Neither 1,400 W nor norepinephrine had a significant effect on the gene expression of Birc3 and Esm1, which were both induced by LPS (Table 3, 5). Birc3 is necessary for the maintenance of a normal, infection-triggered innate immune response. Birc3−/− mice exhibit profound resistance to LPS-induced sepsis, specifically because of an attenuated inflammatory response [36]. Esm1 is a novel endothelial cell dysfunction marker. Septic rats showed an elevated Esm1 plasma level 4 h after LPS administration [37]. In septic patients the Esm1 blood level is related to the severity of illness and the outcome of the patient [38]. Therefore we suspect that Esm1 and Birc3 are two important genes that could be used as markers in therapeutic sepsis approaches. Interestingly, Esm1-specific mRNA was most intensively up-regulated in the LPS-stimulated hippocampus (Fig. 2), what forebodes a stronger susceptibility of hippocampal capillaries.

Comparing the chemokine (Ccl2, Ccl20, Cxcl2) expression levels of brain homogenate to those of the hippocampus, the somatosensory cortex and the cerebellum, we found a stronger LPS-effect in the selected compartments (Fig. 2), in which the hippocampus appeared to be most intensively stimulated. Consistent with our findings it appears that the hippocampus is a highly vulnerable brain region during experimental sepsis [39]. These data are in line with the clinical observation of delirium being an essential symptom of the sepsis-associated cerebral dysfunction.

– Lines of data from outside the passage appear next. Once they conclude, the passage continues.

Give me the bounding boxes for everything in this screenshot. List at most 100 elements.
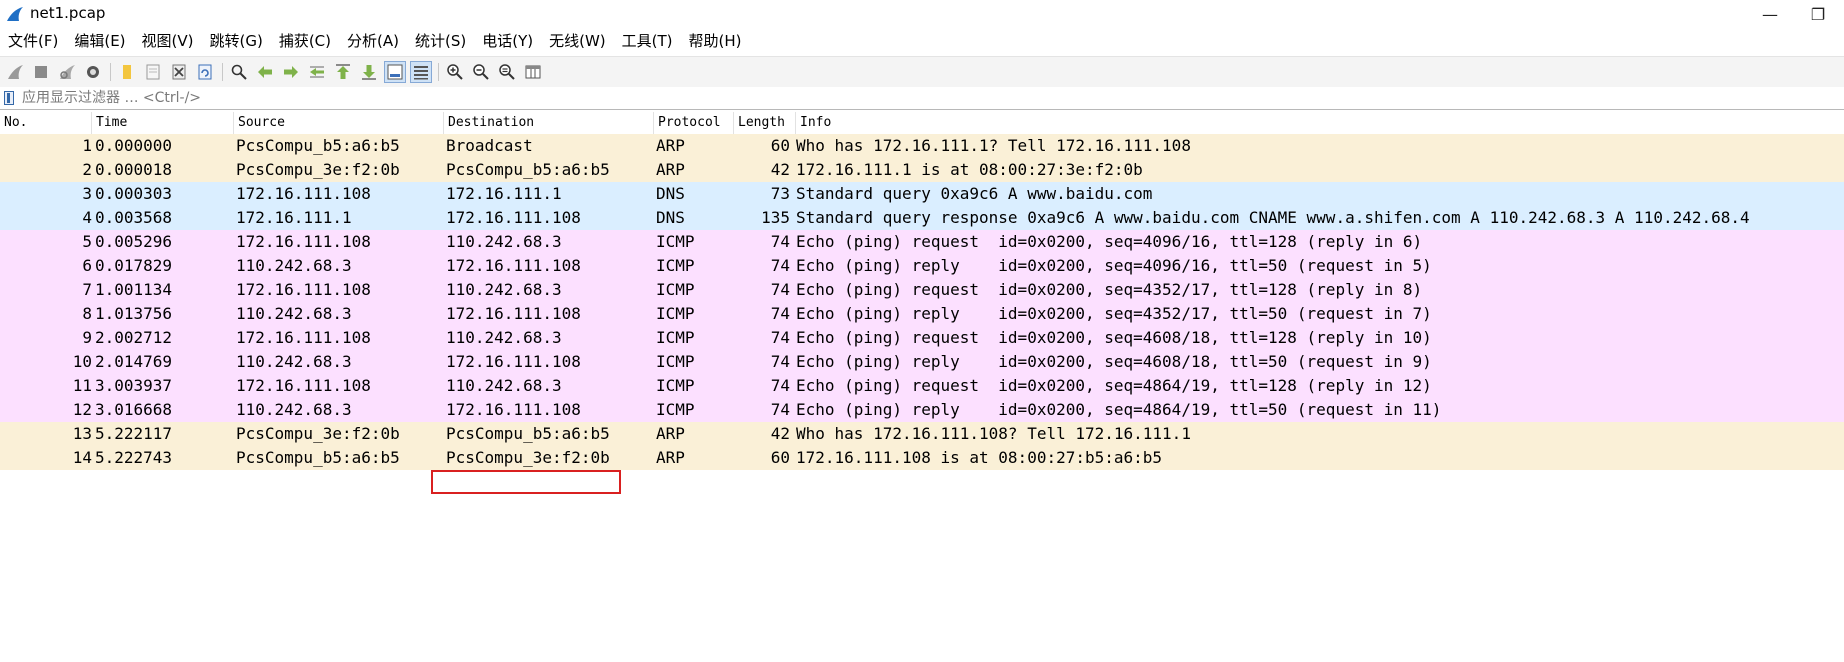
column-header-source[interactable]: Source	[234, 112, 444, 134]
go-first-icon[interactable]	[332, 61, 354, 83]
packet-source: 172.16.111.108	[236, 328, 371, 347]
packet-row[interactable]: 14 5.222743 PcsCompu_b5:a6:b5 PcsCompu_3…	[0, 446, 1844, 470]
packet-time: 3.003937	[95, 376, 173, 395]
packet-time: 0.017829	[95, 256, 173, 275]
go-back-arrow-icon[interactable]	[254, 61, 276, 83]
packet-source: 172.16.111.108	[236, 184, 371, 203]
zoom-out-icon[interactable]	[470, 61, 492, 83]
packet-no: 9	[82, 328, 92, 347]
packet-list-header: No. Time Source Destination Protocol Len…	[0, 112, 1844, 135]
packet-protocol: ARP	[656, 448, 685, 467]
column-header-length[interactable]: Length	[734, 112, 796, 134]
packet-row[interactable]: 8 1.013756 110.242.68.3 172.16.111.108 I…	[0, 302, 1844, 326]
packet-destination: 110.242.68.3	[446, 328, 562, 347]
packet-row[interactable]: 12 3.016668 110.242.68.3 172.16.111.108 …	[0, 398, 1844, 422]
restore-button[interactable]: ❐	[1796, 2, 1840, 26]
resize-columns-icon[interactable]	[522, 61, 544, 83]
autoscroll-icon[interactable]	[384, 61, 406, 83]
menu-edit[interactable]: 编辑(E)	[66, 28, 133, 54]
packet-no: 4	[82, 208, 92, 227]
packet-destination: Broadcast	[446, 136, 533, 155]
zoom-normal-icon[interactable]	[496, 61, 518, 83]
restore-icon: ❐	[1810, 4, 1826, 24]
go-to-packet-icon[interactable]	[306, 61, 328, 83]
packet-no: 8	[82, 304, 92, 323]
packet-row[interactable]: 9 2.002712 172.16.111.108 110.242.68.3 I…	[0, 326, 1844, 350]
open-folder-icon[interactable]	[116, 61, 138, 83]
packet-destination: 172.16.111.108	[446, 208, 581, 227]
packet-destination: 172.16.111.108	[446, 256, 581, 275]
packet-info: Echo (ping) reply id=0x0200, seq=4864/19…	[796, 400, 1442, 419]
packet-length: 74	[770, 232, 790, 251]
packet-time: 2.002712	[95, 328, 173, 347]
packet-length: 74	[770, 400, 790, 419]
packet-protocol: ICMP	[656, 376, 695, 395]
packet-info: Echo (ping) request id=0x0200, seq=4864/…	[796, 376, 1432, 395]
menu-file[interactable]: 文件(F)	[0, 28, 66, 54]
menu-capture[interactable]: 捕获(C)	[271, 28, 339, 54]
packet-time: 3.016668	[95, 400, 173, 419]
colorize-icon[interactable]	[410, 61, 432, 83]
stop-square-icon[interactable]	[30, 61, 52, 83]
shark-fin-start-icon[interactable]	[4, 61, 26, 83]
close-file-icon[interactable]	[168, 61, 190, 83]
reload-icon[interactable]	[194, 61, 216, 83]
filter-bookmark-icon[interactable]	[4, 91, 14, 105]
packet-row[interactable]: 1 0.000000 PcsCompu_b5:a6:b5 Broadcast A…	[0, 134, 1844, 158]
zoom-in-icon[interactable]	[444, 61, 466, 83]
menu-analyze[interactable]: 分析(A)	[339, 28, 407, 54]
window-title: net1.pcap	[30, 4, 106, 22]
minimize-button[interactable]: —	[1748, 2, 1792, 26]
packet-info: Echo (ping) reply id=0x0200, seq=4608/18…	[796, 352, 1432, 371]
packet-row[interactable]: 3 0.000303 172.16.111.108 172.16.111.1 D…	[0, 182, 1844, 206]
packet-protocol: ICMP	[656, 400, 695, 419]
packet-row[interactable]: 4 0.003568 172.16.111.1 172.16.111.108 D…	[0, 206, 1844, 446]
column-header-destination[interactable]: Destination	[444, 112, 654, 134]
packet-source: PcsCompu_b5:a6:b5	[236, 136, 400, 155]
packet-source: 172.16.111.108	[236, 232, 371, 251]
packet-no: 2	[82, 160, 92, 179]
packet-no: 1	[82, 136, 92, 155]
column-header-time[interactable]: Time	[92, 112, 234, 134]
column-header-protocol[interactable]: Protocol	[654, 112, 734, 134]
menu-tools[interactable]: 工具(T)	[614, 28, 681, 54]
packet-source: 172.16.111.108	[236, 376, 371, 395]
packet-protocol: ICMP	[656, 280, 695, 299]
packet-destination: 172.16.111.108	[446, 400, 581, 419]
find-magnifier-icon[interactable]	[228, 61, 250, 83]
packet-destination: 110.242.68.3	[446, 232, 562, 251]
packet-length: 74	[770, 304, 790, 323]
menu-view[interactable]: 视图(V)	[134, 28, 202, 54]
packet-source: PcsCompu_b5:a6:b5	[236, 448, 400, 467]
menu-help[interactable]: 帮助(H)	[681, 28, 750, 54]
packet-row[interactable]: 11 3.003937 172.16.111.108 110.242.68.3 …	[0, 374, 1844, 398]
packet-row[interactable]: 5 0.005296 172.16.111.108 110.242.68.3 I…	[0, 230, 1844, 254]
column-header-no[interactable]: No.	[0, 112, 92, 134]
menu-go[interactable]: 跳转(G)	[202, 28, 271, 54]
menu-statistics[interactable]: 统计(S)	[407, 28, 474, 54]
packet-source: PcsCompu_3e:f2:0b	[236, 424, 400, 443]
restart-fin-icon[interactable]	[56, 61, 78, 83]
packet-time: 0.000018	[95, 160, 173, 179]
title-bar: net1.pcap — ❐	[0, 0, 1844, 28]
packet-time: 1.001134	[95, 280, 173, 299]
go-forward-arrow-icon[interactable]	[280, 61, 302, 83]
packet-row[interactable]: 10 2.014769 110.242.68.3 172.16.111.108 …	[0, 350, 1844, 374]
packet-row[interactable]: 2 0.000018 PcsCompu_3e:f2:0b PcsCompu_b5…	[0, 158, 1844, 182]
menu-telephony[interactable]: 电话(Y)	[474, 28, 541, 54]
column-header-info[interactable]: Info	[796, 112, 1844, 134]
packet-time: 0.003568	[95, 208, 173, 227]
packet-protocol: ICMP	[656, 304, 695, 323]
packet-row[interactable]: 13 5.222117 PcsCompu_3e:f2:0b PcsCompu_b…	[0, 422, 1844, 446]
options-gear-icon[interactable]	[82, 61, 104, 83]
display-filter-input[interactable]	[22, 88, 1832, 107]
menu-bar: 文件(F) 编辑(E) 视图(V) 跳转(G) 捕获(C) 分析(A) 统计(S…	[0, 28, 1844, 54]
packet-info: Echo (ping) request id=0x0200, seq=4096/…	[796, 232, 1423, 251]
menu-wireless[interactable]: 无线(W)	[541, 28, 614, 54]
go-last-icon[interactable]	[358, 61, 380, 83]
open-file-icon[interactable]	[142, 61, 164, 83]
packet-row[interactable]: 7 1.001134 172.16.111.108 110.242.68.3 I…	[0, 278, 1844, 302]
packet-row[interactable]: 6 0.017829 110.242.68.3 172.16.111.108 I…	[0, 254, 1844, 494]
packet-info: Who has 172.16.111.108? Tell 172.16.111.…	[796, 424, 1191, 443]
packet-protocol: ARP	[656, 136, 685, 155]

However, a limitation of the technique is that brain homogenate studies were not able to differentiate between glial cells and neurons. According to our own experience, laser-microdissection techniques were not suitable because of the complex shape of neurons and glial cells preventing isolation free of contaminations due to interfering cell processes. Comparing different brain compartments, the strong differences in gene expression underline the role of neurons and glial cells and cannot be related to blood vessel or blood cell effects. Accordingly, immunofluorescence staining of Cxcl1 presented a similar picture as NeuN with an accumulation in hippocampal neurons (Fig. 4). Cxcl2 showed an accumulation within the axones of the white matter.

The comparatively strong chemokine induction in the hippocampus and to a lower degree in the somatosensory cortex and the cerebellum could be explained by a pronounced breakdown of the blood–brain-barrier in these compartments, a stronger activation of astrocytes and an increased production within resident neurons. As the hippocampus seems to be the most susceptible region, further therapeutic approaches should include this compartment.

Conclusions

After LPS application, Esm1, Ccl2, Ccl20 and Cxcl2 were found to be most intensively up-regulated within the hippocampus. Hence, we assume that in sepsis-associated delirium the hippocampus is a compartment with high vulnerability. This is in line with the clinical observation of confusion and disturbance of memory. Birc3 and Esm1 may be used as prognostic parameters in further therapeutic approaches. Norepinephrine and 1,400 W seem to have no significant beneficial effect onto mRNA expression. Therefore, our data proved for the first time the assumption of a mainly vasoprotective mechanism of iNOS inhibitors in a sepsis syndrome.